EARLY TRANSISTOR HISTORY AT MOTOROLA

An Interview with Ralph Greenburg

 Historic Semiconductor Devices and Applications

 

Oral History – Ralph Greenburg

(Continued)

Anyway I ended up back in A building as manager of power transistor product marketing. The stay was short lived as Z building had been built to house all central marketing departments and I moved there in 1971.  During the managerial upheaval at the end of 1974 I was downgraded to a lesser position in power marketing and in 1976 I was laid off. But shortly I got a job in Strategic Marketing, still in Z building but now on the third floor.  By the time I joined Market Research the old 56th street plant had been torn down and a very modern office facility was built to house Sector HQ,  Sector Finance and World Marketing, including Market Research.  So in 1984 I was back at the same address where I started in 1954.

 

Market Research was responsible for estimating the market size for the 16 business centers and their market share. I was appointed Motorola’s representative on the SIA Semiconductor Statistics Program that later morphed in to WSTS (World Semiconductor Trade Statistics) program.

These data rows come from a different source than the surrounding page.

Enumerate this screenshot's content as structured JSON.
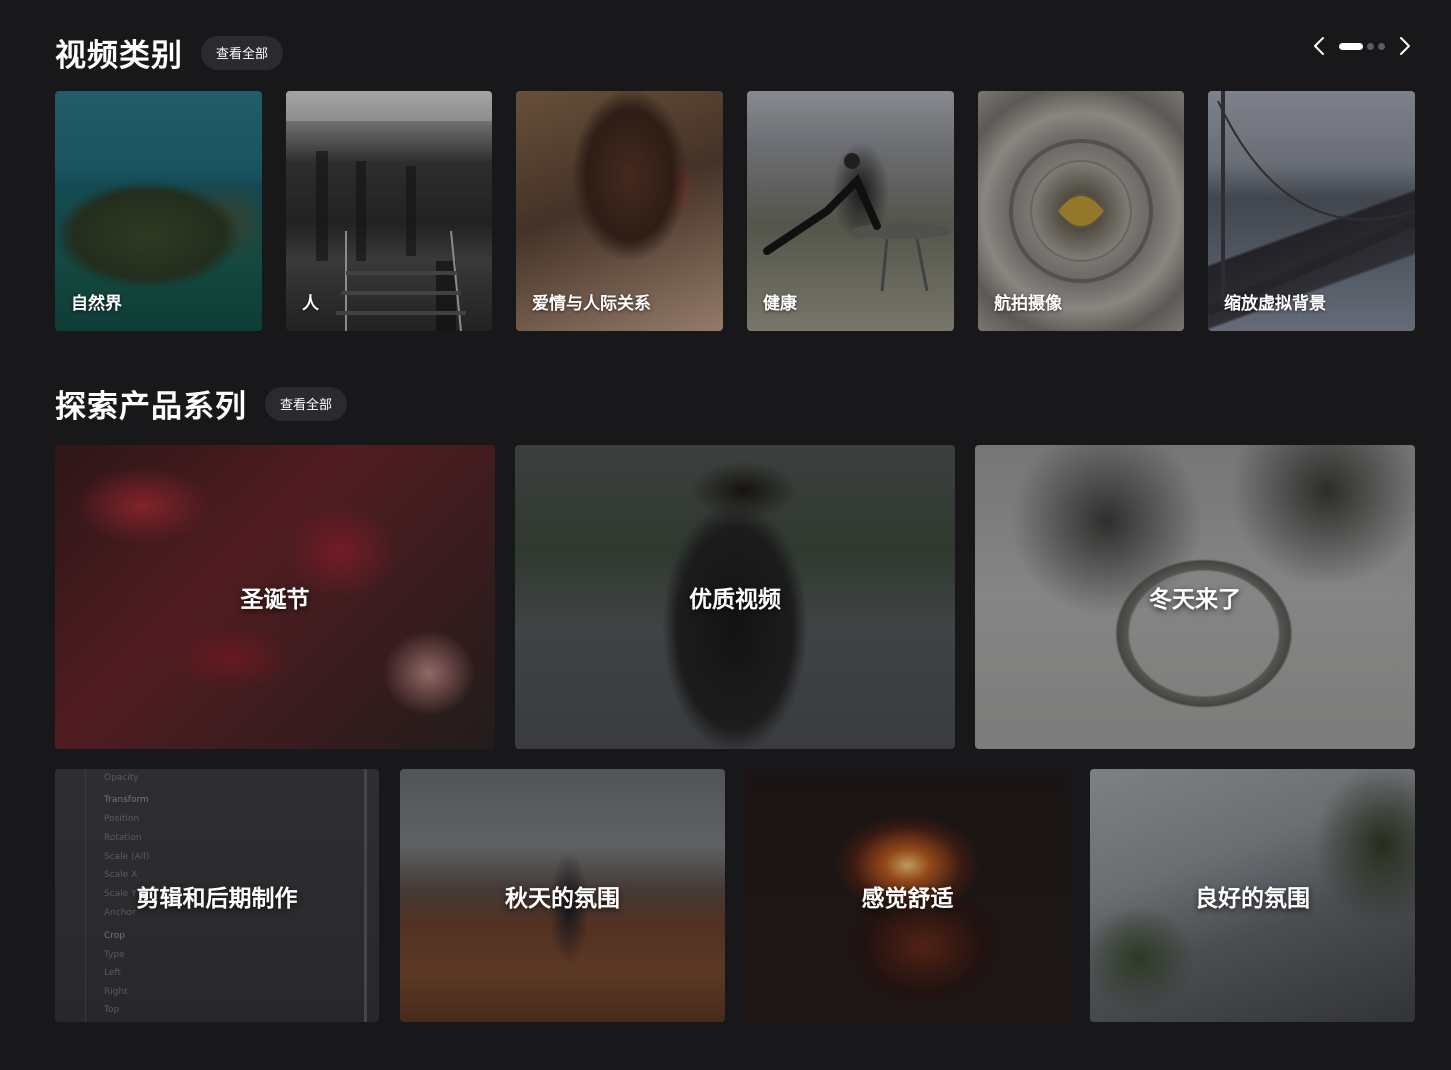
{
  "categories_section": {
    "title": "视频类别",
    "view_all": "查看全部",
    "items": [
      {
        "label": "自然界"
      },
      {
        "label": "人"
      },
      {
        "label": "爱情与人际关系"
      },
      {
        "label": "健康"
      },
      {
        "label": "航拍摄像"
      },
      {
        "label": "缩放虚拟背景"
      }
    ],
    "carousel": {
      "pages": 3,
      "active_page": 1
    }
  },
  "collections_section": {
    "title": "探索产品系列",
    "view_all": "查看全部",
    "row1": [
      {
        "label": "圣诞节"
      },
      {
        "label": "优质视频"
      },
      {
        "label": "冬天来了"
      }
    ],
    "row2": [
      {
        "label": "剪辑和后期制作"
      },
      {
        "label": "秋天的氛围"
      },
      {
        "label": "感觉舒适"
      },
      {
        "label": "良好的氛围"
      }
    ],
    "edit_panel_rows": [
      "Opacity",
      "Transform",
      "Position",
      "Rotation",
      "Scale (All)",
      "Scale X",
      "Scale Y",
      "Anchor",
      "Crop",
      "Type",
      "Left",
      "Right",
      "Top"
    ]
  },
  "icons": {
    "prev": "chevron-left-icon",
    "next": "chevron-right-icon"
  }
}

By the time I retired there were 70 member companies reporting monthly sales (50 USA, 12 Japan, 6 Europe and 2 Korean).  The datum was sent to Price Waterhouse who compiled the information by product category and issued a “Blue Book” to all participants and was sold to market research houses and financial institutes.  WSTS also attempted market forecasts, Each spring there were forecast meetings in Europe, Japan or Korea and in the fall some city in USA or Canada.

 

Oral History – Ralph Greenburg

(Continued)

I think you mentioned that you came to Motorola from Philco.  What was your field of study and what was the Motorola hiring process like?

 

At the University of Utah I graduated with a BSEE with communications options. In addition to the basic power courses I had studies in circuit design, vacuum tube theory and practice and lab work designing and construction basic communication circuitry. Upon graduating I had another year on the GI Bill and I took some Master degree courses although I did not complete the degree, These were mainly advanced math, circuit theory, antenna design and one interesting course in designing and making a vacuum tube.

 

The hiring process of Motorola was quite simple. I was working with the 9th Naval district as a Philco Tech Rep and had completed a project of designing physical layouts of Naval electronic equipment for about six training centers scattered around the Midwest. Philco then wanted to send me to serve aboard a ship in the Atlantic. Being married with two small children the option was a no-no. We were living in Waukegan at the time and we wanted to find a job out west. I found an Ad in the Chicago Tribune announcing Electrical Engineering openings at Motorola’s Military Research facility in Phoenix.